In March 1957, my baby sister was born. While Mom was in the hospital, my younger siblnigs and I stayed with our grandparents.

When Mom brought baby Sharon home from the hospital, we were excited about going home as well. However, my sister and I started developing red spots -- measles! The only way we were allowed to see our baby sister for the next two weeks was by walking on the hard-packed winter trail across a cornfield, going to the back of our house, and peering through the bedroom window.

Mom would tear an 8-1/2 x 11 sheet of paper into quarters, write a personal note to each of us every day and pass them to us by sliding them under the bedroom window. I carried mine in my pocket.

Those quarter-page notes were the first of many letters to come in the following years.

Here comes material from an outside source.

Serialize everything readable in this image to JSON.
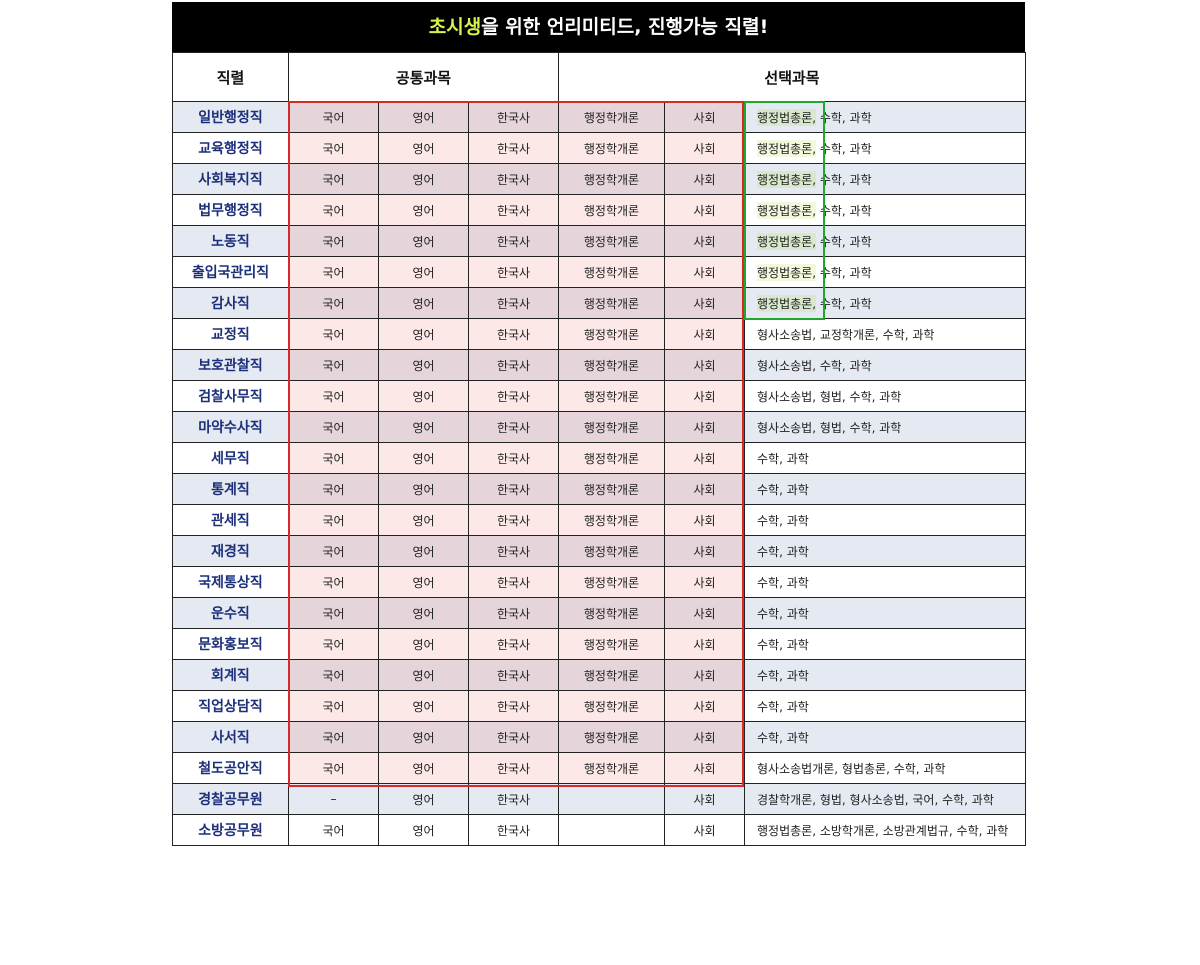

After graduating from high school, I moved from a rural small town of to Minneapolis, 70 miles away. As a country girl, I found the city overwhelming. I missed country living, and the university I attended was 20 times larger than our entire town!

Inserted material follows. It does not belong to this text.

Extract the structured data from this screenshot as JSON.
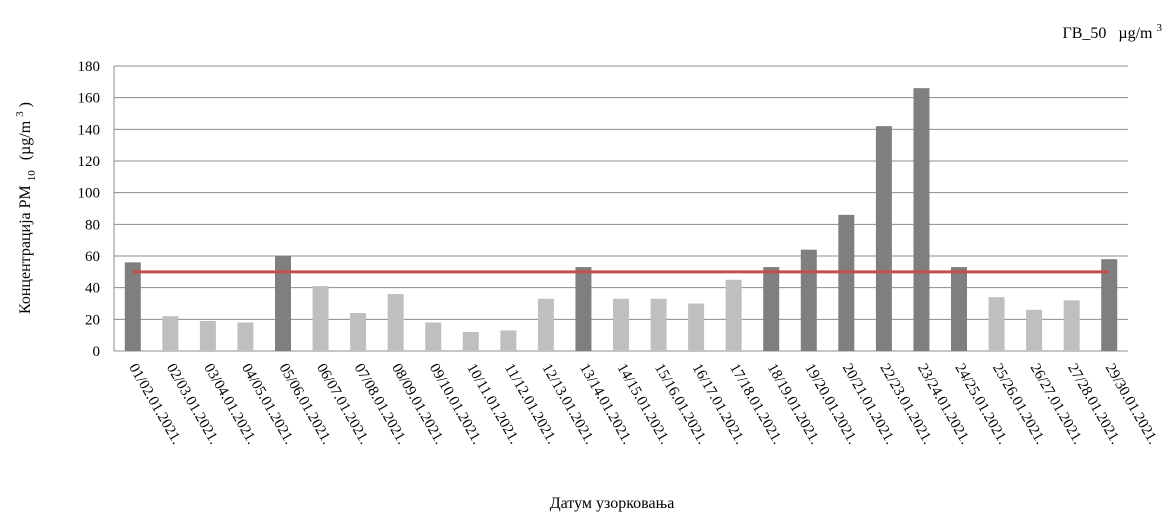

Mom's weekly letters, my source of encouragement, would arrive like clockwork. Often when I had a tough day in class, Mom's letter would be waiting for me.

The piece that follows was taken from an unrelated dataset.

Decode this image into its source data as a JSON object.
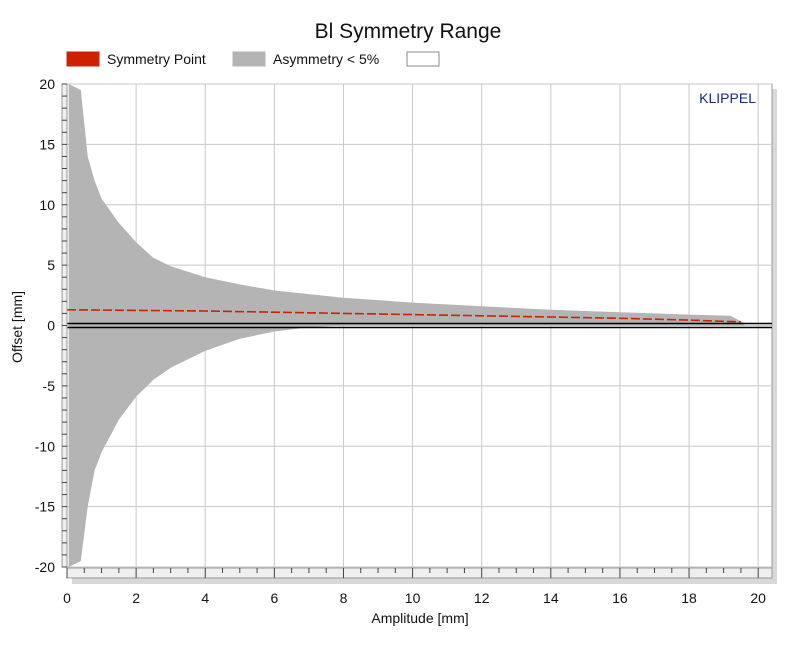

She wrote of ordinary things -- what my dad was doing on the farm, who had gotten married, joined the army or had a baby, or what my brother and sisters were doing. Often the letters were written late at night while she was canning beans in the pressure cooker or had a kettle of tomatoes boiling on the stove. On more than one occasion, a spatter of tomato juice landed on the letter. "It's midnight now," she would write, "so I guess I should head to bed. I'm falling asleep while writing this."

After university, I worked at various jobs in a medical research lab, as a teacher, and at a community college. One constant throughout that time was my mother's caring correspondence.

After I got married, my husband and I went overseas to do mission work in Papua, New Guinea in 1977. I was so lonely at first that I would dream of being back home. Mom's letters were my lifeline, my connection with home. By this time, my brother and two sisters were also away from home, so she wrote to them as well.

She now numbered the front of each envelope to make certain each one arrived safely, and surprisingly enough, they all did. It took two weeks for her letter to reach us, and two more weeks for my reply to get to her. This was particularly worrisome when she had exploratory surgery for colon cancer. By the time we got her letter telling us that she would have surgery, the surgery date was already past. It turned out she was fine.

Our mission work eventually took us to the Philippines, Australia, and Dallas, Texas. In the late 80s, I began saving mom's letters, knowing that someday she wouldn't be with us. I had no idea how soon that time would come. My dad passed away in 1989 and we moved back to the U.S. in 1990. After 26 years of weekly letters, Mom and I switched to talking on the telephone more often than writing.

Then in the spring of 1992, Mom came down with a mysterious illness. After many trips to doctors and courses of antibiotics, she only got worse. The whole family was with her in intensive care on a June evening when she passed away at 67. I was holding her hand.

Oh how I missed her and those special letters. I had saved nearly 200 of them, and occasionally found some tucked away in odd places like recipe books and in drawers.

If I could write just one more letter to Mom, this is what I would say:

Mom, thanks for the unconditional love you showered on my
siblings and me. Thanks for making do with so little when we
were growing up. We never realized how poor we were
materially, because we were rich in so many other ways.
Thanks for your example of courage, faithfulness and
determination as you lived out your life in situations that
were often difficult. Thanks for making the time to write
letters when you were too tired and too busy. You'll never
know how much they encouraged me. I thank God for the
privilege of having you as my mother.
Your grateful daughter, Janet

-- Janet Seever>

Janet is the mother of two grown children and writes from Calgary, Alberta, Canada. Her stories have appeared in numerous places on the Internet. Her husband had a severe stroke in 2004, and lives in a care home.